Medical Lake continued to grow until the 1920s when the lake declined in popularity among increasingly skeptical tourists. Over the decades, the mineral deposits had been depleted and lakeside development caused unsightly algae blooms. Further, the introduction of the automobile made other recreation spots more accessible.
The town stagnated until the 1940s when the federal government established Fairchild Air Force Base to support the military during World War II. The hospital and military base constituted the mainstay of the Medical Lake’s economy, and the town began restoring the lake’s health with a new sewer system in 1964. The lake again supports fishing and bathing and continues as a steady attraction for summertime recreation.
Soap Lake is a third-class city situated between Seattle and Spokane. Its lake is internationally renowned for the unique composition of minerals in its waters and mud. In fact, scientific studies have shown Soap Lake to have the most diverse mineral content of any body of water on the planet.

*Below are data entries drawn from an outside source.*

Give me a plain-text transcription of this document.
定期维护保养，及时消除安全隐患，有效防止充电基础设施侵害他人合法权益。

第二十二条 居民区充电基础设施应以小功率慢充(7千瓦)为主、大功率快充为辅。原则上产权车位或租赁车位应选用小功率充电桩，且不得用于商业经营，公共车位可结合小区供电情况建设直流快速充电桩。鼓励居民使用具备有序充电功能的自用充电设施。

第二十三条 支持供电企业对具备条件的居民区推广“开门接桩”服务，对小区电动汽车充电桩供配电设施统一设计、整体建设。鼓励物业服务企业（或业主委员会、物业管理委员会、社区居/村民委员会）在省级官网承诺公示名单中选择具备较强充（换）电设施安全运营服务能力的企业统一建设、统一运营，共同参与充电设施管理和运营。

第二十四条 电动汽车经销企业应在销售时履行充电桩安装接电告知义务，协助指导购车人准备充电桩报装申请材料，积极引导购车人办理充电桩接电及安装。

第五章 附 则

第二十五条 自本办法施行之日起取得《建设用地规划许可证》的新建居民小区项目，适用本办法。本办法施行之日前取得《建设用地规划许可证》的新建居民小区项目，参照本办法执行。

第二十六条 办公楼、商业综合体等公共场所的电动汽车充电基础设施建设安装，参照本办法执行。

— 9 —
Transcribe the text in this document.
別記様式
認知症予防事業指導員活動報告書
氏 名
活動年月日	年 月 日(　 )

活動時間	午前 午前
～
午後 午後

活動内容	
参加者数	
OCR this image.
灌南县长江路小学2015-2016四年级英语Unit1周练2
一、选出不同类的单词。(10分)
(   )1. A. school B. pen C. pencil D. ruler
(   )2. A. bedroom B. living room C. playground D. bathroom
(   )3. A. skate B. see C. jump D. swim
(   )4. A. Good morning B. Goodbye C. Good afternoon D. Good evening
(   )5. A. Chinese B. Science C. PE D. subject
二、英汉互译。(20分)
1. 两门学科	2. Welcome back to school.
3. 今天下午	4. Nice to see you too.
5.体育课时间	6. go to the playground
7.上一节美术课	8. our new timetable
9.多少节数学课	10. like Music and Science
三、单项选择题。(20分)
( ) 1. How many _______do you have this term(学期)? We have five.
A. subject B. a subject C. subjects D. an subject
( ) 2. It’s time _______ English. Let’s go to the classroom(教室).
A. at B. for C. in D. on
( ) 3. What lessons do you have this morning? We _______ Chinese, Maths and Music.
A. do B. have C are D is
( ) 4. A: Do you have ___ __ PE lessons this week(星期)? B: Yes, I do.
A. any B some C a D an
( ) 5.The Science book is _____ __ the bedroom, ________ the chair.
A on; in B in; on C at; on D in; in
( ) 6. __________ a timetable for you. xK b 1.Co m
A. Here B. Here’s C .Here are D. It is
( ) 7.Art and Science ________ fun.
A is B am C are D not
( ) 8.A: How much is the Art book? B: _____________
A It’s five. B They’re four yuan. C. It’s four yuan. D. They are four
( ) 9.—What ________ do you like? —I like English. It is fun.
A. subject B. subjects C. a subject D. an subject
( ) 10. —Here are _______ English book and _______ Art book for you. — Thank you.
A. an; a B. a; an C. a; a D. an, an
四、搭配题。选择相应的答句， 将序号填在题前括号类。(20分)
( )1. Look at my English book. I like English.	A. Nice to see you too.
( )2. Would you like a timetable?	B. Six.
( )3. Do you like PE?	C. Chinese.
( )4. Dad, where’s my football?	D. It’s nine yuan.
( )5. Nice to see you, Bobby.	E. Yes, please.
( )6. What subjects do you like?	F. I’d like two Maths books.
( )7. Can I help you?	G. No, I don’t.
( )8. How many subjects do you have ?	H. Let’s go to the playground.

The lake’s benefits are accessed through two methods: mud baths and soaking. The mud bath suggestion is to apply mud over one’s body and lie in the sun to dry, allowing the mud to extract moisture, oils and toxins through the skin. Soaking in the water reportedly opens capillaries and increases circulation.
The waters are very alkaline, with a pH of 10.0, with the highest mineral concentrate consisting of sulfate, carbonate, bicarbonate, sodium and chloride. The lake’s depths are divided into two strata of water and mud that have never mixed in its history.
Native Americans were the first to benefit from the lake, which they called Smokiam, or “healing waters,” and Let-to-to-weints, or “healing water springs.”
Soap Lake boasts a current population of about 1,700 residents, down from its peak of 2,580 in 1955. The trajectory of popularity of Soap Lake approximates that of Medical Lake, for many of the same reasons. During the first half of the 20th century, a number of sanitariums operated on the lake’s shores. During the Great Depression, when the Grand Coulee Dam was completed, the town, located in a desert climate, burgeoned from the resulting irrigation canals. After several decades, however, those same canals diluted the mineral properties of the lake and the tourist trade dwindled.
Soap Lake is currently attempting to revive tourism by again highlighting the curative properties of the lake, along with its natural and relaxing beauty, promoting paddle boating, kayaking and lounging on the beach. No motorized watercraft are allowed on the lake.